La rimonta della Corea del Sud
Inizia con un successo in rimonta il Mondiale della Corea del Sud che a Guadalajara riprende e sorpassa la Repubblica Ceca imponendosi per 2-1. Gioca meglio e si diverte la formazione coreana che però a inizio di ripresa subisce il gol della Repubblica Ceca con Krejci, ma continua a macinare il suo gioco, la riprende e la ribalta con le reti di Hwang In-Beom e Hyeon-Gyu Oh e porta a casa meritatamente i primi tre punti del torneo che permettono agli asiatici di agganciare il Messico in testa al Gruppo A.
Oggi tocca a Bosnia e Usa
Seconda giornata del Mondiale con due gare in programma relative al gruppo B. A Toronto si gioca Canada-Bosnia alle 21 italiane, e sale la rabbia per quel che doveva essere e non è stato. Doveva esserci l’Italia ed invece il pass lo ha conquistato la formazione bosniaca che stasera inizia con tanto entusiasmo la cavalcata mondiale, guidata dall’inossidabile Edin Dzeko che vuole continuare a brillare di luce proprio nell’evento più importante al mondo.
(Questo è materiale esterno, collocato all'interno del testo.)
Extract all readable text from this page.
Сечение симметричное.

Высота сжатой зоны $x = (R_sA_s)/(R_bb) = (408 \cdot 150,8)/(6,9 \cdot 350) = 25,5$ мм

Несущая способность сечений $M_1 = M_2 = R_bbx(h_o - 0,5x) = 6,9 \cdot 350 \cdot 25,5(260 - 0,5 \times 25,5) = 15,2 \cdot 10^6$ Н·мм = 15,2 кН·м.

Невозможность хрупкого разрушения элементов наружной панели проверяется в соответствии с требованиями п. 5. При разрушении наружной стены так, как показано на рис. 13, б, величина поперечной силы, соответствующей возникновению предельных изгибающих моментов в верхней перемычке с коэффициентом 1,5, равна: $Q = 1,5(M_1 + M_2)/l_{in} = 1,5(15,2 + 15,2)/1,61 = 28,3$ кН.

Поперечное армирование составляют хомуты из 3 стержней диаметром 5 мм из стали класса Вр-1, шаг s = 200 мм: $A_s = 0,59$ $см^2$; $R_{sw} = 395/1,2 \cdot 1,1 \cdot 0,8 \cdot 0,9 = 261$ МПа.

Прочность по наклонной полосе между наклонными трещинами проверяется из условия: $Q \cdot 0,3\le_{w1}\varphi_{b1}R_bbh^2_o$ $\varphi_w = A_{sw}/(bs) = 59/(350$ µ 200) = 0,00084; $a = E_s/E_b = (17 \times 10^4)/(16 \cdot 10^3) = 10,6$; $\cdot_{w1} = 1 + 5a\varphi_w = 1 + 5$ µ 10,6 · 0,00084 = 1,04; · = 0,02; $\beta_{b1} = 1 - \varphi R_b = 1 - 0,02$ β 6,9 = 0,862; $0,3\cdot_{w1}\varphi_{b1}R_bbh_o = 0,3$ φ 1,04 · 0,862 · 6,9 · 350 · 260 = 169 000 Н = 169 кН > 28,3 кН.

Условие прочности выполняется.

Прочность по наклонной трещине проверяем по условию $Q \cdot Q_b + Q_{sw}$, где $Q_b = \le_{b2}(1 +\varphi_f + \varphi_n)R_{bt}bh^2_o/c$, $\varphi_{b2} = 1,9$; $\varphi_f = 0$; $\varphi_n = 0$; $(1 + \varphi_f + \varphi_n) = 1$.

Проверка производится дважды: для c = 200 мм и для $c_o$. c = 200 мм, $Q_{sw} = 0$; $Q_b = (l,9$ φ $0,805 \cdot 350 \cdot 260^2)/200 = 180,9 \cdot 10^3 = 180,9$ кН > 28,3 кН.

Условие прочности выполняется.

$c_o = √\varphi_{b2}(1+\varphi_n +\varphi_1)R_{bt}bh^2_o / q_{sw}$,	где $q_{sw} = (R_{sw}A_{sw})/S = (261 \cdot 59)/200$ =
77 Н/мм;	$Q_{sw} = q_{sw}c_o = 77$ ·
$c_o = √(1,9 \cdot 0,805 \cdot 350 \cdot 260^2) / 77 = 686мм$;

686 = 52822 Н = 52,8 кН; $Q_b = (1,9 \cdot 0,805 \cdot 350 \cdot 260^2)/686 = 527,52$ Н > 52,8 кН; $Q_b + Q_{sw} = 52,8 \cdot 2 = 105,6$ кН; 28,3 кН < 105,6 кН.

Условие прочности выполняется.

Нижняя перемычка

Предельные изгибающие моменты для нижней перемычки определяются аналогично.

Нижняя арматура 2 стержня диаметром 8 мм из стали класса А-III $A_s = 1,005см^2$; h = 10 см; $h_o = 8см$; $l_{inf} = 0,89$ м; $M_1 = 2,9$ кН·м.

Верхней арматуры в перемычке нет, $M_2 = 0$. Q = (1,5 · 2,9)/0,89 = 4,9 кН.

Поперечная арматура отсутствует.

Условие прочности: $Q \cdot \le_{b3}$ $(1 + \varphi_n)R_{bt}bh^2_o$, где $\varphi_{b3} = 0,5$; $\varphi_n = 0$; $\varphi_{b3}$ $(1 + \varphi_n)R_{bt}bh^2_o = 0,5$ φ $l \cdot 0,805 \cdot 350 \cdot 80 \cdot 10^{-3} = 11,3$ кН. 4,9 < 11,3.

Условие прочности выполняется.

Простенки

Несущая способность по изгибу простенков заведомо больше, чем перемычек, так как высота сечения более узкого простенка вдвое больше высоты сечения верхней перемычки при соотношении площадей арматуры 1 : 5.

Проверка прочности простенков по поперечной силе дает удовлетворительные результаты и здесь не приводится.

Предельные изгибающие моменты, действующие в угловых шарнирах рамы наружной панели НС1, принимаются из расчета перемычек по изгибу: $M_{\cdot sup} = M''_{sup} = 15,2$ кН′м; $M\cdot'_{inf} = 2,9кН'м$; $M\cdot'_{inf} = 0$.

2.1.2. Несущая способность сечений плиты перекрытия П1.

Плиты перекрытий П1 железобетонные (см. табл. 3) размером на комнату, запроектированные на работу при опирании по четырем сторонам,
L’ex Roma ci crede: “Nulla è impossibile”
Una vita a pane e pallone: Wolfsburg, Manchester City, Roma: “Sono cresciuto con la guerra. All’improvviso, mi sono ritrovato a vivere una favola. Niente è impossibile. Nemmeno portare la Bosnia ai Mondiali, e ci siamo riusciti”. Indimenticabile la notte di Zenica, era il 31 marzo e per i bosniaci, ai calci di rigore, si spalancavano le porte del mondiale, mentre l’Italia tornava mestamente a casa. “Quella sera, il solo fatto di trovarmi a Zenica è stato incredibile. Più sto lontano dalla Bosnia, più la amo. Sono passati ormai vent’anni. Di cui nove in Italia. I miei figli sono nati a Roma. È ancora la mia seconda casa. Ma ogni volta che vado a trovare i miei genitori a Sarajevo, e mia madre cucina, e ci sono tutti, sono semplicemente felicissimo. Indossando questa maglia, il mio cuore batte in modo diverso. Gioco per la mia gente. Gioco per i ragazzi e le ragazze delle strade di Sarajevo. Gioco per tutte le diverse culture e religioni che rendono il nostro Paese così bello, anche se alcune persone stanno ancora cercando di dividerci. Non ci riusciranno mai”. E stasera a Toronto, avanti con la nuova missione, quella di far brillare la stella della sua Bosnia.
Il sogno americano
A Los Angeles, quando in Italia saranno le cinque del mattino, tocca agli Stati Uniti di Mauricio Pochettino aprire il Mondiale contro il Paraguay. Le attese sono pari alle speranze quelle della formazione americana che vuole fare non bene ma benissimo in questo mondiale in casa. E non è esagerato sognare, la squadra c’è, illuminata da quel genio di Pulisic che vuole dimenticare l’amara stagione con il Milan e regalare una Mondiale di gloria alla sua America.